If you want to add a little more visual flair to your Scrabble layout, you can build it out to a mosaic. You’ll want to choose items that complement the phrase, such as seashells for a beach themed picture or hearts for a romantic layout. You may also want the backing canvas to be a different color than white. You can find more inspiration from Tingalls Tiles (a company that sells word tile crafts) .

2. Magnetic Scrabble Board for Events (like Weddings) or Home Decor

Magnetic word tiles can be fun for your refrigerator, home decor or as a party favor. Jac Alane Arts shows how to glue mini magnets to the back of letter tiles. She actually uses plastic tiles from the game Bananagrams, instead of Scrabble tiles (which are usually wood), but you can do this project with either. 

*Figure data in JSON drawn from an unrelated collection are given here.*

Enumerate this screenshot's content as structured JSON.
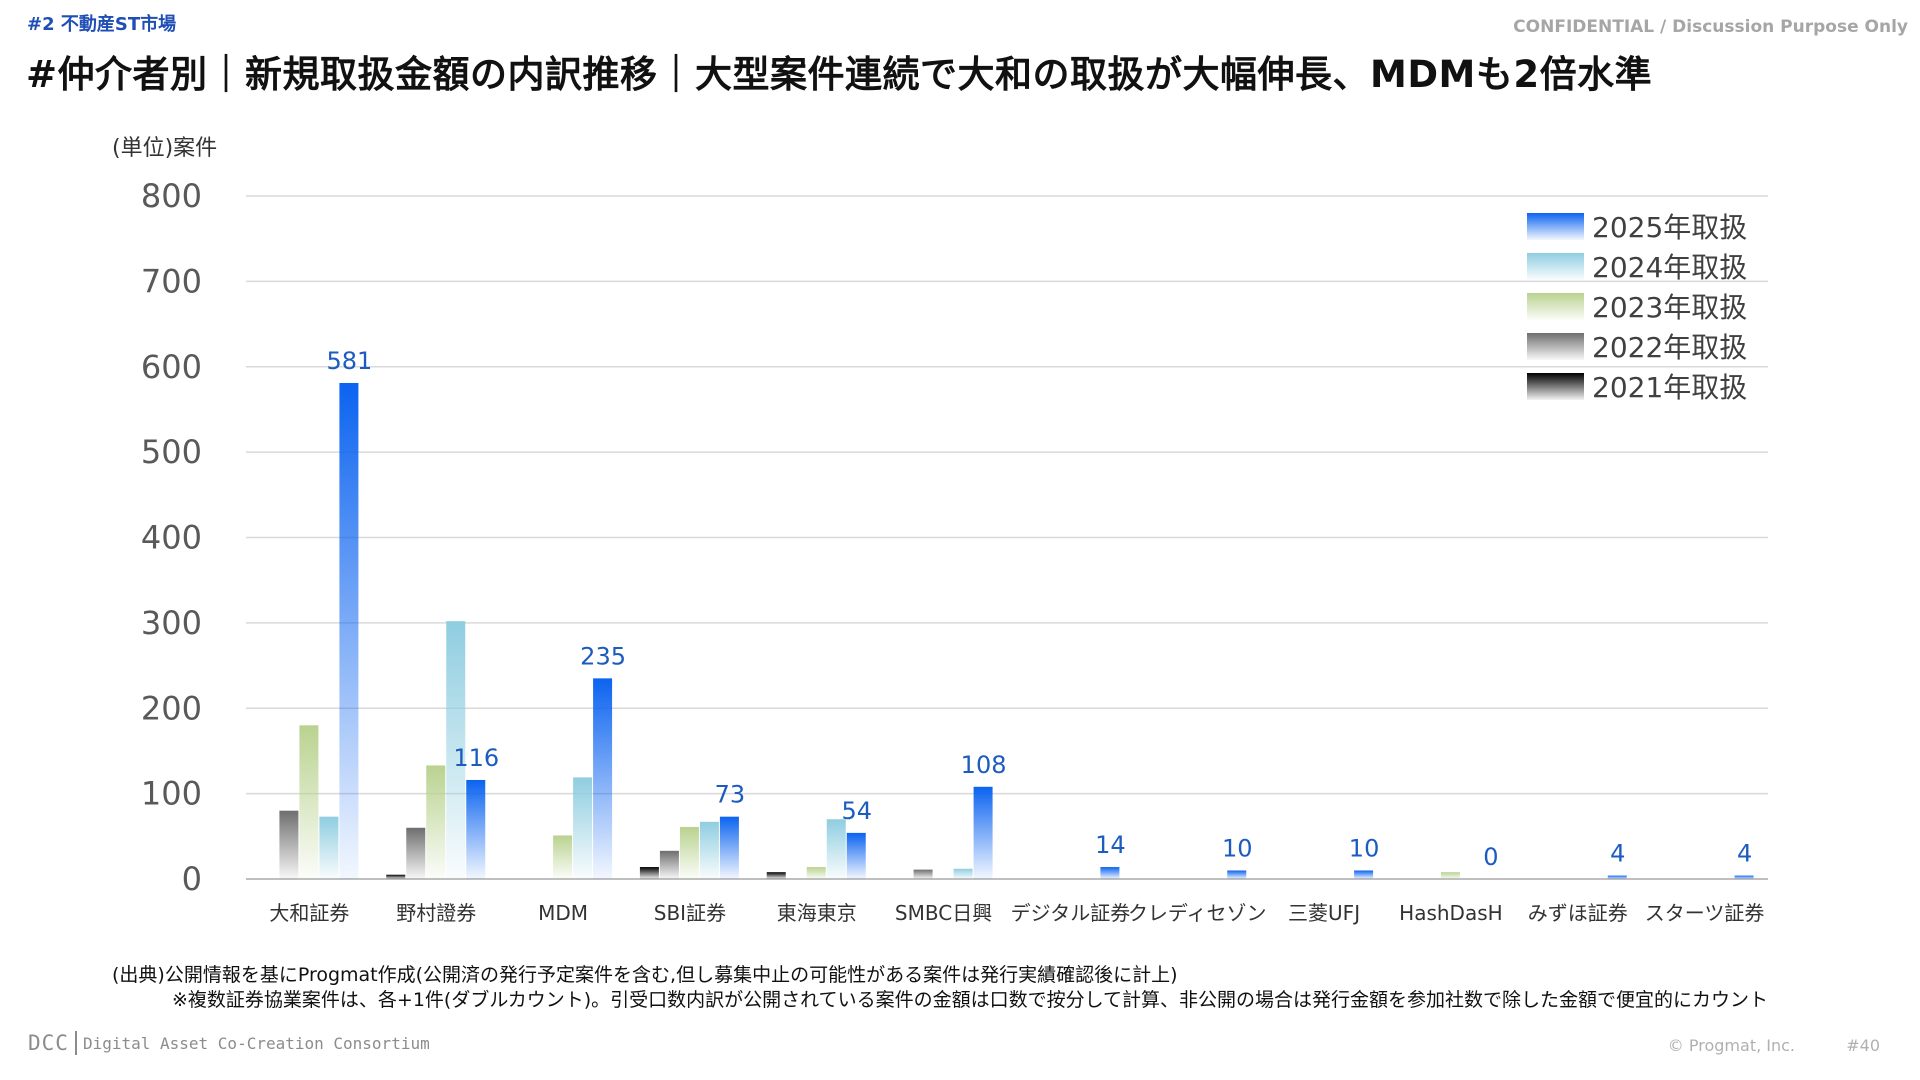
{
  "header": {
    "section_tag": "#2 不動産ST市場",
    "confidential": "CONFIDENTIAL / Discussion Purpose Only",
    "title": "#仲介者別｜新規取扱金額の内訳推移｜大型案件連続で大和の取扱が大幅伸長、MDMも2倍水準"
  },
  "footer": {
    "source_line1": "(出典)公開情報を基にProgmat作成(公開済の発行予定案件を含む,但し募集中止の可能性がある案件は発行実績確認後に計上)",
    "source_line2": "※複数証券協業案件は、各+1件(ダブルカウント)。引受口数内訳が公開されている案件の金額は口数で按分して計算、非公開の場合は発行金額を参加社数で除した金額で便宜的にカウント",
    "logo_mark": "DCC",
    "logo_text": "Digital Asset Co-Creation Consortium",
    "copyright": "© Progmat, Inc.",
    "page_number": "#40"
  },
  "chart_data": {
    "type": "bar",
    "title": "",
    "ylabel": "(単位)案件",
    "xlabel": "",
    "ylim": [
      0,
      800
    ],
    "yticks": [
      0,
      100,
      200,
      300,
      400,
      500,
      600,
      700,
      800
    ],
    "grid": true,
    "legend_position": "top-right",
    "categories": [
      "大和証券",
      "野村證券",
      "MDM",
      "SBI証券",
      "東海東京",
      "SMBC日興",
      "デジタル証券",
      "クレディセゾン",
      "三菱UFJ",
      "HashDasH",
      "みずほ証券",
      "スターツ証券"
    ],
    "series": [
      {
        "name": "2021年取扱",
        "color": "#000000",
        "values": [
          0,
          5,
          0,
          14,
          8,
          0,
          0,
          0,
          0,
          0,
          0,
          0
        ]
      },
      {
        "name": "2022年取扱",
        "color": "#6e6e6e",
        "values": [
          80,
          60,
          0,
          33,
          0,
          11,
          0,
          0,
          0,
          0,
          0,
          0
        ]
      },
      {
        "name": "2023年取扱",
        "color": "#b9d28f",
        "values": [
          180,
          133,
          51,
          61,
          14,
          0,
          0,
          0,
          0,
          8,
          0,
          0
        ]
      },
      {
        "name": "2024年取扱",
        "color": "#8fcde0",
        "values": [
          73,
          302,
          119,
          67,
          70,
          12,
          0,
          0,
          0,
          0,
          0,
          0
        ]
      },
      {
        "name": "2025年取扱",
        "color": "#0b63f0",
        "values": [
          581,
          116,
          235,
          73,
          54,
          108,
          14,
          10,
          10,
          0,
          4,
          4
        ]
      }
    ],
    "data_labels_series": "2025年取扱",
    "data_labels": [
      "581",
      "116",
      "235",
      "73",
      "54",
      "108",
      "14",
      "10",
      "10",
      "0",
      "4",
      "4"
    ]
  }
}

The metal board (if you need one) is made out of a framed sheet of galvanized steel, which can be found at Home Depot or Lowe’s. You make need snips to cut it down. If you want to make them for an event like a wedding, you can make one big tile board for guests to play with or smaller individual ones for guests to take home and play with as a keepsake.

3. Coasters

If you want coasters that make for distinctive conversation pieces, Scrabble tiles make for great materials. Not only can you hide words in the coasters, you can also design some with word themes. Gabriela Rodiles glues a four by four square of tiles on top of a piece of backing cork, using the corners to ensure the lines are straight. Cover the Scrabble tiles with varnish to ensure they’re water resistant.

4. Christmas Ornaments

In a tree filled with red and green balls, Scrabble ornaments can stand out with sayings that go beyond the standard Christmas card phrases. To make these holiday baubles, Creative Kin lined up and used a hot glue gun to attach them to the felt backing. a gold ribbon tops off the design.

5. Scrabble Necklace

You’ve probably seen Scrabble necklaces for sale on Etsy or at a craft fair. They’re relatively easy to make, but require some specific equipment and materials. Beyond Scrabble tiles, you’ll needle nose head pliers, a lobster clasp, jump ring, a chain and hook and eye screws. 

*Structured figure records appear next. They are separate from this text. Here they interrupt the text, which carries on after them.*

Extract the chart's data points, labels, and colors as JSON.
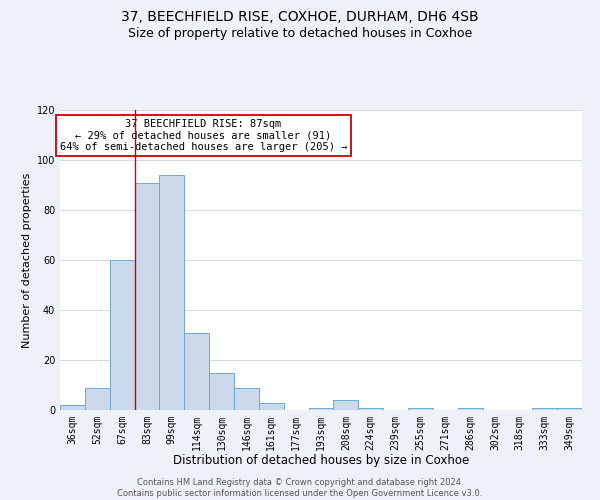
{
  "title": "37, BEECHFIELD RISE, COXHOE, DURHAM, DH6 4SB",
  "subtitle": "Size of property relative to detached houses in Coxhoe",
  "xlabel": "Distribution of detached houses by size in Coxhoe",
  "ylabel": "Number of detached properties",
  "bar_labels": [
    "36sqm",
    "52sqm",
    "67sqm",
    "83sqm",
    "99sqm",
    "114sqm",
    "130sqm",
    "146sqm",
    "161sqm",
    "177sqm",
    "193sqm",
    "208sqm",
    "224sqm",
    "239sqm",
    "255sqm",
    "271sqm",
    "286sqm",
    "302sqm",
    "318sqm",
    "333sqm",
    "349sqm"
  ],
  "bar_heights": [
    2,
    9,
    60,
    91,
    94,
    31,
    15,
    9,
    3,
    0,
    1,
    4,
    1,
    0,
    1,
    0,
    1,
    0,
    0,
    1,
    1
  ],
  "bar_color": "#ccd9ea",
  "bar_edge_color": "#6aaad4",
  "ylim": [
    0,
    120
  ],
  "yticks": [
    0,
    20,
    40,
    60,
    80,
    100,
    120
  ],
  "vline_color": "#cc0000",
  "vline_x": 3.0,
  "annotation_line1": "37 BEECHFIELD RISE: 87sqm",
  "annotation_line2": "← 29% of detached houses are smaller (91)",
  "annotation_line3": "64% of semi-detached houses are larger (205) →",
  "annotation_box_edgecolor": "#cc0000",
  "footer_line1": "Contains HM Land Registry data © Crown copyright and database right 2024.",
  "footer_line2": "Contains public sector information licensed under the Open Government Licence v3.0.",
  "background_color": "#eef2f8",
  "plot_background_color": "#ffffff",
  "grid_color": "#c8d4e8",
  "title_fontsize": 10,
  "subtitle_fontsize": 9,
  "xlabel_fontsize": 8.5,
  "ylabel_fontsize": 8,
  "tick_fontsize": 7,
  "annotation_fontsize": 7.5,
  "footer_fontsize": 6
}
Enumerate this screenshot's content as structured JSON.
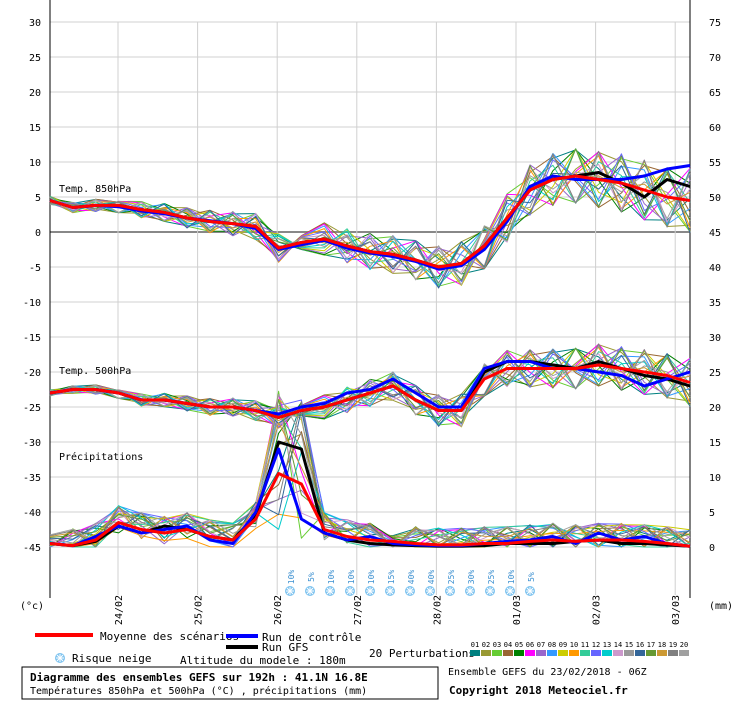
{
  "chart_data": {
    "type": "line",
    "title": "Diagramme des ensembles GEFS sur 192h : 41.1N 16.8E",
    "subtitle": "Températures 850hPa et 500hPa (°C) , précipitations (mm)",
    "left_axis": {
      "label": "(°c)",
      "min": -45,
      "max": 30,
      "ticks": [
        "30",
        "25",
        "20",
        "15",
        "10",
        "5",
        "0",
        "-5",
        "-10",
        "-15",
        "-20",
        "-25",
        "-30",
        "-35",
        "-40",
        "-45"
      ]
    },
    "right_axis": {
      "label": "(mm)",
      "min": 0,
      "max": 75,
      "ticks": [
        "75",
        "70",
        "65",
        "60",
        "55",
        "50",
        "45",
        "40",
        "35",
        "30",
        "25",
        "20",
        "15",
        "10",
        "5",
        "0"
      ]
    },
    "x_tick_labels": [
      "24/02",
      "25/02",
      "26/02",
      "27/02",
      "28/02",
      "01/03",
      "02/03",
      "03/03"
    ],
    "panel_labels": {
      "t850": "Temp. 850hPa",
      "t500": "Temp. 500hPa",
      "precip": "Précipitations"
    },
    "snow_risk": [
      "10%",
      "5%",
      "10%",
      "10%",
      "10%",
      "15%",
      "40%",
      "40%",
      "25%",
      "30%",
      "25%",
      "10%",
      "5%"
    ],
    "legend": {
      "mean": "Moyenne des scénarios",
      "control": "Run de contrôle",
      "gfs": "Run GFS",
      "snow": "Risque neige",
      "altitude": "Altitude du modele : 180m",
      "perturbations_label": "20 Perturbations",
      "perturbation_ids": [
        "01",
        "02",
        "03",
        "04",
        "05",
        "06",
        "07",
        "08",
        "09",
        "10",
        "11",
        "12",
        "13",
        "14",
        "15",
        "16",
        "17",
        "18",
        "19",
        "20"
      ]
    },
    "footer": {
      "ensemble": "Ensemble GEFS du 23/02/2018 - 06Z",
      "copyright": "Copyright 2018 Meteociel.fr"
    },
    "colors": {
      "mean": "#ff0000",
      "control": "#0000ff",
      "gfs": "#000000",
      "perturbations": [
        "#008080",
        "#999933",
        "#66cc33",
        "#996633",
        "#008000",
        "#ff00ff",
        "#9966cc",
        "#3399ff",
        "#cccc00",
        "#ff9900",
        "#33cc99",
        "#6666ff",
        "#00cccc",
        "#cc99cc",
        "#999999",
        "#336699",
        "#669933",
        "#cc9933",
        "#808080",
        "#a0a0a0"
      ]
    },
    "series_t850": {
      "mean": [
        4.5,
        3.5,
        3.8,
        3.8,
        3.2,
        2.8,
        2.0,
        1.5,
        1.2,
        0.8,
        -2.3,
        -1.5,
        -1.0,
        -2.0,
        -2.8,
        -3.2,
        -4.0,
        -5.0,
        -4.5,
        -2.0,
        2.0,
        6.0,
        7.5,
        8.0,
        7.5,
        7.0,
        6.0,
        5.0,
        4.5
      ],
      "control": [
        4.5,
        3.5,
        3.8,
        3.6,
        3.0,
        2.6,
        2.0,
        1.6,
        1.2,
        0.5,
        -2.5,
        -1.8,
        -1.2,
        -2.3,
        -3.0,
        -3.5,
        -4.2,
        -5.3,
        -4.8,
        -2.5,
        1.5,
        6.5,
        8.0,
        7.5,
        7.5,
        7.5,
        8.0,
        9.0,
        9.5
      ],
      "gfs": [
        4.5,
        3.5,
        3.8,
        3.8,
        3.2,
        2.8,
        2.0,
        1.5,
        1.2,
        0.8,
        -2.3,
        -1.5,
        -1.0,
        -2.0,
        -2.8,
        -3.2,
        -4.0,
        -5.0,
        -4.5,
        -2.0,
        2.0,
        6.0,
        7.5,
        8.0,
        8.5,
        7.0,
        5.0,
        7.5,
        6.5
      ]
    },
    "series_t500": {
      "mean": [
        -23,
        -22.5,
        -22.5,
        -23,
        -24,
        -24,
        -24.5,
        -25,
        -25,
        -25.5,
        -26.5,
        -25.5,
        -25,
        -24,
        -23,
        -22,
        -24,
        -25.5,
        -25.5,
        -21,
        -19.5,
        -19.5,
        -19.5,
        -19.5,
        -19,
        -19.5,
        -20,
        -20.5,
        -21.5
      ],
      "control": [
        -23,
        -22.5,
        -22.5,
        -23,
        -24,
        -24,
        -24.5,
        -25,
        -25,
        -25.5,
        -26,
        -25,
        -24.5,
        -23,
        -22.5,
        -21,
        -23,
        -25,
        -25,
        -19.5,
        -18.5,
        -18.5,
        -19.5,
        -19.5,
        -20,
        -20.5,
        -22,
        -21,
        -20
      ],
      "gfs": [
        -23,
        -22.5,
        -22.5,
        -23,
        -24,
        -24,
        -24.5,
        -25,
        -25,
        -25.5,
        -26.5,
        -25.5,
        -25,
        -24,
        -23,
        -22,
        -24,
        -25.5,
        -25.5,
        -20,
        -18.5,
        -18.5,
        -19,
        -19.5,
        -18.5,
        -19.5,
        -20.5,
        -21,
        -22
      ]
    },
    "series_precip_mm": {
      "mean": [
        0.5,
        0.2,
        1.0,
        3.5,
        2.5,
        2.0,
        2.5,
        1.5,
        1.0,
        4.0,
        10.5,
        9.0,
        2.5,
        1.5,
        1.0,
        0.8,
        0.5,
        0.3,
        0.3,
        0.5,
        0.5,
        0.8,
        1.0,
        0.8,
        1.0,
        1.0,
        0.8,
        0.5,
        0.1
      ],
      "control": [
        0.5,
        0.2,
        1.5,
        3.0,
        2.0,
        2.5,
        3.0,
        1.0,
        0.5,
        5.0,
        14.0,
        4.0,
        2.0,
        1.0,
        1.5,
        0.5,
        0.3,
        0.2,
        0.2,
        0.5,
        0.8,
        1.0,
        1.5,
        0.5,
        2.0,
        1.0,
        1.5,
        0.5,
        0.1
      ],
      "gfs": [
        0.5,
        0.2,
        0.8,
        3.0,
        2.0,
        3.0,
        2.5,
        1.5,
        1.0,
        4.5,
        15.0,
        14.0,
        2.0,
        1.0,
        0.5,
        0.3,
        0.2,
        0.1,
        0.1,
        0.2,
        0.5,
        0.5,
        0.5,
        0.8,
        1.0,
        0.5,
        0.5,
        0.3,
        0.1
      ]
    }
  }
}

Twisting the hook and eye screws into the tiles requires good eye-hand coordination and a little patience (as does a lot of jewelry making). If you can make these Scrabble necklaces without too much trouble, you could just start your own jewelry business.

Bonus Video: Scrabble Highs and Lows

Any fan of Scrabble will appreciate stories of great moves and mistakes. A few years ago, the New Yorker interviewed several master Scrabble players about the turns they mull over again and again. The stories are fascinating and inspiring. One talks about how if his opponent put two letters down he could make a bingo (50 point bonus word for using all of your tiles) and then his opponent did just that. Another describes a time that if she hadn't challenged a word she would have one by one point. A third remembers the time she missed the optimal placement for a word. These are all goofs we've done, but to hear top-level players recount their stumbles is heartening.